As an adoptee in partial reunion (with the maternal side, since 2017), the writing of this book arguably represented an attempt on my part to make sense of why rejections happen and how various ‘brick walls’ – on information, truths, or kin contact – might arise. Law’s role can be ambiguous, still largely protective of ‘legitimate[d]’ family sanctity, and keen to exclude all who might threaten it through unwanted contact or queries over uncomfortable, Othering truths.

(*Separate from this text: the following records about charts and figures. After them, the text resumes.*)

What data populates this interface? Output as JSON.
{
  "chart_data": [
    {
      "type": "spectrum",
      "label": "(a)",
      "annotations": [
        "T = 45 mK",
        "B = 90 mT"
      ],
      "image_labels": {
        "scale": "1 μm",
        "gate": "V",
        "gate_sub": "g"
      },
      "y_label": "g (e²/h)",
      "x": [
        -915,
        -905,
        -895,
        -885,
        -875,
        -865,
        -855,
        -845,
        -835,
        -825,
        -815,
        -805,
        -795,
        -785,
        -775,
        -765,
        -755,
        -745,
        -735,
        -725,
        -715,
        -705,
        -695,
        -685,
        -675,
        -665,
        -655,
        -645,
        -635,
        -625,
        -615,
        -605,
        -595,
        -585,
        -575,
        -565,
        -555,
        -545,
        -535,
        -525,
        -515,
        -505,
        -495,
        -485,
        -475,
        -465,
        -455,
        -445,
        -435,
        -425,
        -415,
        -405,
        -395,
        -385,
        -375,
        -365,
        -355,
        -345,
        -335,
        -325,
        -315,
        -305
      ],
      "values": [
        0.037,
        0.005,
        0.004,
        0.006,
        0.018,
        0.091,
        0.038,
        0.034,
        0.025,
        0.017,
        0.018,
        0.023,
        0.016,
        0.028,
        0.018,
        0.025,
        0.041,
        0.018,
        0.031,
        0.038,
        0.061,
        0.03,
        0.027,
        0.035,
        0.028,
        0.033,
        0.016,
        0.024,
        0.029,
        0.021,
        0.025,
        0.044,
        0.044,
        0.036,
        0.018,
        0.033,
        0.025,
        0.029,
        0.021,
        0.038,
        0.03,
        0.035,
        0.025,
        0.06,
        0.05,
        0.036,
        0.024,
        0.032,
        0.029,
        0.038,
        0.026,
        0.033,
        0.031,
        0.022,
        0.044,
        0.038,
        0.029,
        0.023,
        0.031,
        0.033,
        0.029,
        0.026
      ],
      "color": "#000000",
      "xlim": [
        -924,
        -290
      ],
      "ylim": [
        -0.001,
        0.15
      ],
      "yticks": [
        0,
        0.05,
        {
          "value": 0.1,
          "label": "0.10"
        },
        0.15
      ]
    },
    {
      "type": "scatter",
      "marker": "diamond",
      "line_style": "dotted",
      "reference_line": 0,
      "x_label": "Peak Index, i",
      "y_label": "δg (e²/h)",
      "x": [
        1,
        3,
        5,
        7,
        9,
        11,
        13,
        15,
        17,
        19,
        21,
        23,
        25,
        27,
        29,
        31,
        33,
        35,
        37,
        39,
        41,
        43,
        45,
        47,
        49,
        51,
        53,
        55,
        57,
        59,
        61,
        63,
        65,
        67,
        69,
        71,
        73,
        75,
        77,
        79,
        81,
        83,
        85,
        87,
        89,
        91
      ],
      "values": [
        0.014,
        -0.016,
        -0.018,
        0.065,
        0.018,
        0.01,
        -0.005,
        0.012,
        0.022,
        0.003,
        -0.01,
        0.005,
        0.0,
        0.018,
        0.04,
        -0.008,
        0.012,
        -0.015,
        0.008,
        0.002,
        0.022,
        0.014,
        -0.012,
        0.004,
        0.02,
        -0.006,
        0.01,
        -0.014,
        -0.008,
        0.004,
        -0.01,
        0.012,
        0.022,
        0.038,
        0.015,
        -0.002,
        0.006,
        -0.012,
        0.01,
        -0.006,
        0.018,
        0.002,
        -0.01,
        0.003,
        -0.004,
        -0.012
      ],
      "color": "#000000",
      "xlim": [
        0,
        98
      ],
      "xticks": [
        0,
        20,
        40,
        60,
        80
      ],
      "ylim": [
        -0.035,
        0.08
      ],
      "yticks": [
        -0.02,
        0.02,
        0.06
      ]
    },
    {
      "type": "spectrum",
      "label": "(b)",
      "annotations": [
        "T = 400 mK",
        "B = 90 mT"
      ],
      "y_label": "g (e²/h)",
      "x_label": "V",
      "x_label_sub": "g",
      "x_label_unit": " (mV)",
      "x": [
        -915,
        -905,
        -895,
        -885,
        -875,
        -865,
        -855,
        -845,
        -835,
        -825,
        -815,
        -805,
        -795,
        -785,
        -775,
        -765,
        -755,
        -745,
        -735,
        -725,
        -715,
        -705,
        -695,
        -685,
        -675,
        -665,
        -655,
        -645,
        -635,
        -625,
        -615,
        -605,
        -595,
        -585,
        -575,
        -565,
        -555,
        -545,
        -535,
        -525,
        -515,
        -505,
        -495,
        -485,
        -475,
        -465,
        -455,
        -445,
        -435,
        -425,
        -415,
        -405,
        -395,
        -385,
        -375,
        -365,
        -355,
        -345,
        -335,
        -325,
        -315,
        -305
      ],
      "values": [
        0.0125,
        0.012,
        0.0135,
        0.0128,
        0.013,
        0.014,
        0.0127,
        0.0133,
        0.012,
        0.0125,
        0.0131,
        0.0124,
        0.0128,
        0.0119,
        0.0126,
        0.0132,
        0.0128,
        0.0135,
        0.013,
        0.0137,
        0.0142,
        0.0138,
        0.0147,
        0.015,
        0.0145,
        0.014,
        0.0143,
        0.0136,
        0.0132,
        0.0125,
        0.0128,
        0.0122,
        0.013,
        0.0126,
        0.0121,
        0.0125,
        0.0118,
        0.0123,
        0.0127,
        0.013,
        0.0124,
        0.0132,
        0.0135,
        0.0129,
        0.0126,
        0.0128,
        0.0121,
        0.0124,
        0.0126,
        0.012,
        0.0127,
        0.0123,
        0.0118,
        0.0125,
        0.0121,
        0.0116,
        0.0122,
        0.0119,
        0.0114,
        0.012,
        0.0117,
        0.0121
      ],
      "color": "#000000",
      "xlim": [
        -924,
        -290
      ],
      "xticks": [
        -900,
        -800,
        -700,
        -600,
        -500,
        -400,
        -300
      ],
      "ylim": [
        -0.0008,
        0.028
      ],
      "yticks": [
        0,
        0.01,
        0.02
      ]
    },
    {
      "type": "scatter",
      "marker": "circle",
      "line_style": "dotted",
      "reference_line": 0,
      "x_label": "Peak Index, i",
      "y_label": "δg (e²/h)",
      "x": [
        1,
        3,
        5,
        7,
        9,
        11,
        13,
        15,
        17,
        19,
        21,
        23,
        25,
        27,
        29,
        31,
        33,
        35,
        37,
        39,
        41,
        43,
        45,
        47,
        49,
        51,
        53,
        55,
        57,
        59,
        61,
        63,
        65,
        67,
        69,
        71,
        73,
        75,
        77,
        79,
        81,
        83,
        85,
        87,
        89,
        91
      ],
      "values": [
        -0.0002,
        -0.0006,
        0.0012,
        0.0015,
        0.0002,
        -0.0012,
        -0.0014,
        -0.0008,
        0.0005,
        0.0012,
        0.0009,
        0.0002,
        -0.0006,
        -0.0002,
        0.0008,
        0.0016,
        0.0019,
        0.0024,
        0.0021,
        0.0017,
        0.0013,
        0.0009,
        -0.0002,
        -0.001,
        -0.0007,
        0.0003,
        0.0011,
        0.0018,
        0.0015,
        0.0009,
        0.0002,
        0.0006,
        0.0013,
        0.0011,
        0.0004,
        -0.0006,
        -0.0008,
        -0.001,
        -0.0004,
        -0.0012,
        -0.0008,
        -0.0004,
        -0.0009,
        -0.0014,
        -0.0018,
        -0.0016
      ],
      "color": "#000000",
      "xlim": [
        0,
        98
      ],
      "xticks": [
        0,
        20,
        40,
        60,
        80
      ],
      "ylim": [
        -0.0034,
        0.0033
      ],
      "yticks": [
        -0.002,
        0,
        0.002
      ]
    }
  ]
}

Its key message is arguably that adoption – in all its guises, whether formal, de facto, or allegorical – can be found almost everywhere, evidencing our primal need for tales of (and rules on) kinship connections, legal, genetic, and psychological.
Dr Alice Diver is a Senior Lecturer at Queen’s University Belfast. Her research falls mainly within the field of Critical Adoption Studies, in particular those aspects of law, policy, and literary fiction which highlight the systemic and widespread unconscious biases – and intergenerational harms – that tend to surround and shape adoptees’ human rights within issues of familial and identity losses.